On one particular Saturday night—October 12, 1985, to be precise— something equal parts weird and wonderful happened. Along with Milton Berle, Tom Bosley, Andy Griffith, Cloris Leachman, and Marion Ross, the 200th installment of the series also featured Andy Warhol.
He played himself. Art imitating life. Life imitating art. Both satire and homage. At least that’s what The New York Times thought. In a 1991 article previewing the opening of a Warhol exhibition at the Whitney Museum of American Art, the paper referred to his Love Boat performance as “either the kitschy high point or the banal dregs.”
The article went on to say, “Warhol’s iconic silkscreen portraits of Elizabeth Taylor and a low-brow hit television series were a perfectly natural combination, at least for the artist who in the 1960s painted a Campbell’s soup can and almost single-handedly demolished the barriers between popular culture and high art.”
It’s exactly those themes—Warhol’s humanity, his contradictions, his obsession with fame and celebrity as well as his own fame and celebrity—that come into focus in a major new exhibition opening June 16 at The Andy Warhol Museum.
Boasting nearly 900 items and spanning four decades, Andy Warhol: Stars of the Silver Screen debuted at the TIFF Bell Lightbox of the Toronto International Film Festival in October 2015. It’s been expanded for its Pittsburgh showing, highlighting even more of the native son’s artworks and the inspiration behind them.

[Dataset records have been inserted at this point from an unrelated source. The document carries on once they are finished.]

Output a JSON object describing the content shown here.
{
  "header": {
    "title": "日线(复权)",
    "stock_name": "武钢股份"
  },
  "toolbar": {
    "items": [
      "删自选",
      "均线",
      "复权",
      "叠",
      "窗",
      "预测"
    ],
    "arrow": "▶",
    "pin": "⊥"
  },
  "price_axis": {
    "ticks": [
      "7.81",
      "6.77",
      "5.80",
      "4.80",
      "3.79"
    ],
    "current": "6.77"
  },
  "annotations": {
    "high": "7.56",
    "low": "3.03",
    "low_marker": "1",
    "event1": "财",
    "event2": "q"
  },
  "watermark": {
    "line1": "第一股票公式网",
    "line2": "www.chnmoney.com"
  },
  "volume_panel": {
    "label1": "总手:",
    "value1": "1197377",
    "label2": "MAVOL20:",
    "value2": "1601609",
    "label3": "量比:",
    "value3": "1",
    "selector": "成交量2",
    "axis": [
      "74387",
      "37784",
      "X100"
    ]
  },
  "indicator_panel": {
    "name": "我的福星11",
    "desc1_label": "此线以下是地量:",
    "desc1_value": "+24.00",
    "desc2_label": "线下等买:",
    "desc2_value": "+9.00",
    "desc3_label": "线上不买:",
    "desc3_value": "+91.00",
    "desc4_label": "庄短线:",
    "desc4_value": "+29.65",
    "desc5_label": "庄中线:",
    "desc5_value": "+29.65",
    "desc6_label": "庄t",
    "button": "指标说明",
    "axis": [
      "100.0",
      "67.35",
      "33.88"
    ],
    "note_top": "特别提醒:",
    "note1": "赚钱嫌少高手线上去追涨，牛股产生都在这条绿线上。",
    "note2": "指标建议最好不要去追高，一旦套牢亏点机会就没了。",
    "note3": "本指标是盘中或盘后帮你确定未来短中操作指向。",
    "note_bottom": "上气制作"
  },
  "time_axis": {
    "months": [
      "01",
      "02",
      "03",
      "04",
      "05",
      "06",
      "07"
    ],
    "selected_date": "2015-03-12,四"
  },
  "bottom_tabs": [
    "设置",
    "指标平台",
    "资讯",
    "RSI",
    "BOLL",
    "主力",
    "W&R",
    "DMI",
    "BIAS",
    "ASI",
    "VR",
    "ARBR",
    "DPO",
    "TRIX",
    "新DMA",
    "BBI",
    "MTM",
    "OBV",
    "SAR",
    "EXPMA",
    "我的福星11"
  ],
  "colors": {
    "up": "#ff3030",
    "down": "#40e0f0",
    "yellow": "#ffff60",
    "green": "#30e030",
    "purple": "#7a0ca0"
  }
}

The show marks the first time much of the art and artifacts will be seen together, creating a fuller, more vibrant picture of both Warhol the artist and Warhol the fan, says Geralyn Huxley, the museum’s curator of film and video and the architect of the show, in partnership with Matt Wrbican, The Warhol’s archival consultant and former chief archivist .
Among the show’s treasures: Warhol’s early experiments with rubber-stamp multiples and composites; source materials for several of his most famous celebrity portraits; clips from movies filmed at The Factory; and selections from his series of silent-film portraits, Screen Tests. This deep dive also includes Interview magazines, segments of episodes from all three of his cable television shows, and of course his Pop portraits, prints, drawings, and Polaroids used as the foundation for silkscreens .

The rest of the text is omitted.